Uber has rejected claims that it has received thousands of customer complaints about rapes and sexual assaults taking place during trips over a 33 month period. In an investigation by BuzzFeed News that was posted recently, the site published screenshots taken from the ride-hailing company's Zendesk customer service platform that showed a query for 'rape' returning 5827 individual tickets, with 'sexual assault' returning 6160.

Uber has responded by saying that the figures are not an accurate representation of the true number of complaints recorded in its customer-service database. It claims that, from the leaked batch, it has five tickets alleging that an actual rape occurred between December 2012 and August 2015, which represents 0.0000009 percent of rides. There were also "fewer than" 170 complaints of sexual assault over the same period, equal to 1 in every 3.3 million trips.

The data comes from complaints Uber has received directly and doesn't appear to include those reports where the victims have gone straight to the authorities.

The company says that the reason BuzzFeed's figures are so "significantly overstated" is because the searches return many results that are not related to actual cases. For example, any names that feature certain letters in a sequence, such as 'Draper', will give a false positive. There are also many cases where complainants misspell "rate" as "rape," or use sexual terms as a metaphor, such as "the Uber driver raped my wallet."

Uber also said that because of those problems it does "manual audits of every ticket sent to Uber, not audits of keywords."

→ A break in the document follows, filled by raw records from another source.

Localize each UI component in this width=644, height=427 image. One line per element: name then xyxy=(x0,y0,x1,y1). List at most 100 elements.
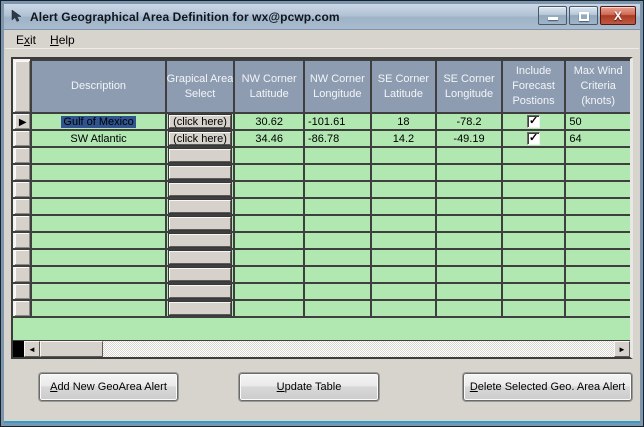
cell-include-forecast[interactable] xyxy=(502,249,566,266)
row-selector[interactable] xyxy=(14,249,31,266)
cell-include-forecast[interactable] xyxy=(502,147,566,164)
cell-include-forecast[interactable] xyxy=(502,164,566,181)
cell-nw-longitude[interactable] xyxy=(304,249,371,266)
cell-description[interactable] xyxy=(31,164,165,181)
cell-include-forecast[interactable] xyxy=(502,232,566,249)
click-here-button[interactable] xyxy=(169,183,232,196)
cell-se-longitude[interactable]: -49.19 xyxy=(436,130,502,147)
click-here-button[interactable] xyxy=(169,200,232,213)
delete-selected-geo-area-alert-button[interactable]: Delete Selected Geo. Area Alert xyxy=(463,373,632,401)
cell-se-latitude[interactable] xyxy=(371,181,437,198)
cell-nw-latitude[interactable] xyxy=(234,249,304,266)
click-here-button[interactable] xyxy=(169,285,232,298)
cell-se-longitude[interactable] xyxy=(436,215,502,232)
cell-max-wind[interactable] xyxy=(565,232,631,249)
row-selector[interactable] xyxy=(14,147,31,164)
cell-max-wind[interactable] xyxy=(565,283,631,300)
cell-se-latitude[interactable] xyxy=(371,164,437,181)
cell-nw-longitude[interactable] xyxy=(304,266,371,283)
cell-max-wind[interactable] xyxy=(565,266,631,283)
click-here-button[interactable] xyxy=(169,251,232,264)
cell-se-longitude[interactable] xyxy=(436,232,502,249)
click-here-button[interactable]: (click here) xyxy=(169,132,232,145)
cell-nw-latitude[interactable] xyxy=(234,147,304,164)
cell-se-longitude[interactable] xyxy=(436,181,502,198)
row-selector[interactable] xyxy=(14,130,31,147)
click-here-button[interactable] xyxy=(169,149,232,162)
cell-max-wind[interactable] xyxy=(565,181,631,198)
menu-item-help[interactable]: Help xyxy=(43,32,82,48)
cell-max-wind[interactable] xyxy=(565,300,631,317)
add-new-geoarea-alert-button[interactable]: Add New GeoArea Alert xyxy=(39,373,178,401)
cell-se-latitude[interactable] xyxy=(371,283,437,300)
cell-description[interactable] xyxy=(31,198,165,215)
row-selector[interactable] xyxy=(14,198,31,215)
cell-description[interactable]: Gulf of Mexico xyxy=(31,113,165,130)
scroll-right-button[interactable]: ► xyxy=(614,341,630,357)
scroll-left-button[interactable]: ◄ xyxy=(24,341,40,357)
cell-se-latitude[interactable] xyxy=(371,215,437,232)
cell-nw-longitude[interactable] xyxy=(304,164,371,181)
cell-nw-longitude[interactable] xyxy=(304,300,371,317)
cell-nw-longitude[interactable] xyxy=(304,147,371,164)
cell-nw-latitude[interactable] xyxy=(234,266,304,283)
update-table-button[interactable]: Update Table xyxy=(239,373,379,401)
cell-include-forecast[interactable] xyxy=(502,215,566,232)
cell-nw-longitude[interactable] xyxy=(304,283,371,300)
click-here-button[interactable]: (click here) xyxy=(169,115,232,128)
cell-description[interactable] xyxy=(31,147,165,164)
cell-nw-latitude[interactable] xyxy=(234,300,304,317)
cell-description[interactable] xyxy=(31,215,165,232)
cell-se-longitude[interactable] xyxy=(436,283,502,300)
cell-nw-latitude[interactable]: 34.46 xyxy=(234,130,304,147)
cell-nw-latitude[interactable] xyxy=(234,232,304,249)
cell-include-forecast[interactable] xyxy=(502,266,566,283)
cell-se-longitude[interactable] xyxy=(436,249,502,266)
row-selector[interactable] xyxy=(14,232,31,249)
scrollbar-track[interactable] xyxy=(103,341,614,357)
close-button[interactable]: X xyxy=(600,6,636,25)
cell-nw-longitude[interactable] xyxy=(304,232,371,249)
cell-se-latitude[interactable]: 18 xyxy=(371,113,437,130)
cell-nw-longitude[interactable]: -101.61 xyxy=(304,113,371,130)
minimize-button[interactable] xyxy=(538,6,567,25)
click-here-button[interactable] xyxy=(169,268,232,281)
cell-max-wind[interactable] xyxy=(565,147,631,164)
cell-nw-latitude[interactable] xyxy=(234,283,304,300)
cell-se-latitude[interactable] xyxy=(371,249,437,266)
cell-description[interactable]: SW Atlantic xyxy=(31,130,165,147)
menu-item-exit[interactable]: Exit xyxy=(9,32,43,48)
cell-max-wind[interactable] xyxy=(565,215,631,232)
cell-max-wind[interactable] xyxy=(565,164,631,181)
cell-include-forecast[interactable] xyxy=(502,181,566,198)
horizontal-scrollbar[interactable]: ◄ ► xyxy=(13,340,630,357)
cell-se-latitude[interactable] xyxy=(371,300,437,317)
cell-description[interactable] xyxy=(31,181,165,198)
cell-max-wind[interactable]: 64 xyxy=(565,130,631,147)
cell-se-longitude[interactable] xyxy=(436,198,502,215)
cell-se-latitude[interactable] xyxy=(371,147,437,164)
cell-se-longitude[interactable] xyxy=(436,147,502,164)
cell-include-forecast[interactable] xyxy=(502,300,566,317)
row-selector[interactable] xyxy=(14,266,31,283)
cell-nw-longitude[interactable] xyxy=(304,198,371,215)
cell-description[interactable] xyxy=(31,266,165,283)
cell-nw-latitude[interactable] xyxy=(234,181,304,198)
click-here-button[interactable] xyxy=(169,166,232,179)
cell-se-latitude[interactable] xyxy=(371,232,437,249)
row-selector[interactable] xyxy=(14,215,31,232)
cell-max-wind[interactable] xyxy=(565,249,631,266)
cell-max-wind[interactable] xyxy=(565,198,631,215)
cell-description[interactable] xyxy=(31,283,165,300)
cell-se-latitude[interactable] xyxy=(371,198,437,215)
click-here-button[interactable] xyxy=(169,302,232,315)
maximize-button[interactable] xyxy=(569,6,598,25)
cell-nw-latitude[interactable] xyxy=(234,198,304,215)
cell-include-forecast[interactable] xyxy=(502,198,566,215)
row-selector[interactable]: ▶ xyxy=(14,113,31,130)
cell-nw-longitude[interactable]: -86.78 xyxy=(304,130,371,147)
cell-se-longitude[interactable] xyxy=(436,300,502,317)
cell-nw-longitude[interactable] xyxy=(304,181,371,198)
cell-max-wind[interactable]: 50 xyxy=(565,113,631,130)
cell-nw-latitude[interactable] xyxy=(234,164,304,181)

Buzzfeed points out, however, that the screenshots the site obtained show nine complaint tickets with the subject line of "rape" that do not appear to be the result of misspellings, driver or rider names with that letter sequence, or inappropriate metaphors.

For its part, Uber has improved some of its driver screening procedures recently and said that it is taking extra steps to both prevent and deal with these incidents.

But, as BuzzFeed notes, the problem facing Uber's customer service reps is that "the sheer quantity of these tickets makes it difficult to tell which ones are exaggerations or attempts at false escalations and which are legitimate and urgent requests."